3. Keep an eye on your credit score
Our credit score affects nearly everything in our financial lives. It affects the interest rate on the car loan we apply for, the mortgage loan, the credit cards—even employers and landlords can reference your credit score when reviewing your application. By monitoring your credit score, you can see where you stand and what you can do to improve it if necessary. Use websites like creditkarma.com to view your credit score (not your actual FICO) regularly for free and then pay to see your actual credit score at least annually using annualcreditreport.com.

4. Create a debt reduction plan

The first step is to make a list of all your debts. Get clear about how much you owe, the interest rate of each debt, and the minimum payment due. Then review your budget to determine how much you can realistically add toward extra debt payments and start with the debt with the highest interest rate while paying the minimums on the rest. This will allow you to save the most in interest payments. Once the debt with the highest interest rate is paid off, move on to the second highest, and so on.

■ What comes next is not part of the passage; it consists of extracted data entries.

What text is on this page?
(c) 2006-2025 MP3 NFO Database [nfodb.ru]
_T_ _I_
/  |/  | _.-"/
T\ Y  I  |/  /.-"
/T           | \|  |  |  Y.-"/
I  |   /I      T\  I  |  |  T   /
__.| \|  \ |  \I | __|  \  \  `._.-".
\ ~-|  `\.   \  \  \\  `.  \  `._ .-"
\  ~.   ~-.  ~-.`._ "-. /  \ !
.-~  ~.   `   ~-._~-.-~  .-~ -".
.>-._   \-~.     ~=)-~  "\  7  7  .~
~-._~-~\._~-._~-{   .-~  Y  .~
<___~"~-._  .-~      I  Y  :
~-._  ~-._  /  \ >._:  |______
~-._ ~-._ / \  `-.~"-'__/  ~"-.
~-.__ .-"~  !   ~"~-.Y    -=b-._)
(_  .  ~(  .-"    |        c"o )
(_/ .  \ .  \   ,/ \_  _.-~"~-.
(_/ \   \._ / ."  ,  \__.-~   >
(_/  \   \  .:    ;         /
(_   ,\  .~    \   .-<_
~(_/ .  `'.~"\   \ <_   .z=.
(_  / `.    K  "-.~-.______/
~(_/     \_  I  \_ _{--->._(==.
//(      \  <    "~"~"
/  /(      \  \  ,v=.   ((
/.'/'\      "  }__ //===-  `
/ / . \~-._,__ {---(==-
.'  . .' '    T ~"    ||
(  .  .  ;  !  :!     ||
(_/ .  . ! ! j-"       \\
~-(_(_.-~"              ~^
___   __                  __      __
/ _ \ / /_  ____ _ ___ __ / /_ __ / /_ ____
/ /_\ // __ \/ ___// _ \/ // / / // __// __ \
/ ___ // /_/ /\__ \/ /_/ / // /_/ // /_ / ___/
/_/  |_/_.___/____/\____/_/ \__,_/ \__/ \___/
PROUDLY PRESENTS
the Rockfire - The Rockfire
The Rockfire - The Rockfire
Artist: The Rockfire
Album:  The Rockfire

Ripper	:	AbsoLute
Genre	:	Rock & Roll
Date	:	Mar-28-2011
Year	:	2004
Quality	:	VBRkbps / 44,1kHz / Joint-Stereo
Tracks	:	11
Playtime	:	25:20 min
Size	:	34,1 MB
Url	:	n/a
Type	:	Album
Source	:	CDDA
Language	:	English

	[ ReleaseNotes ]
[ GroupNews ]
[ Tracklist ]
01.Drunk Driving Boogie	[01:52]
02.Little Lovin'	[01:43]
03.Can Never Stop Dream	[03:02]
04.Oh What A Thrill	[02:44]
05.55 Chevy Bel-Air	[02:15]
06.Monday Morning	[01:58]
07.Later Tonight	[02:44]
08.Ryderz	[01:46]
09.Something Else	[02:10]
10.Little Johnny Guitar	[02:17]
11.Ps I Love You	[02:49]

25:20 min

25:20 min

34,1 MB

5. Focus on building your earning potential

Income is one of the biggest factors in wealth creation over time. After all, if you don’t make money—or don’t make enough money—it is very difficult to save for your financial future. So if you can’t save as much as you would like to due to your income level, focus on ways to increase your earning potential for the long run. There are a lot of free courses you can take online, and even watching YouTube videos to sharpen your skills is something anyone can do. There are plenty of ways you can earn extra money on the side. Think outside the box, and continue to focus on increasing your earning potential every year.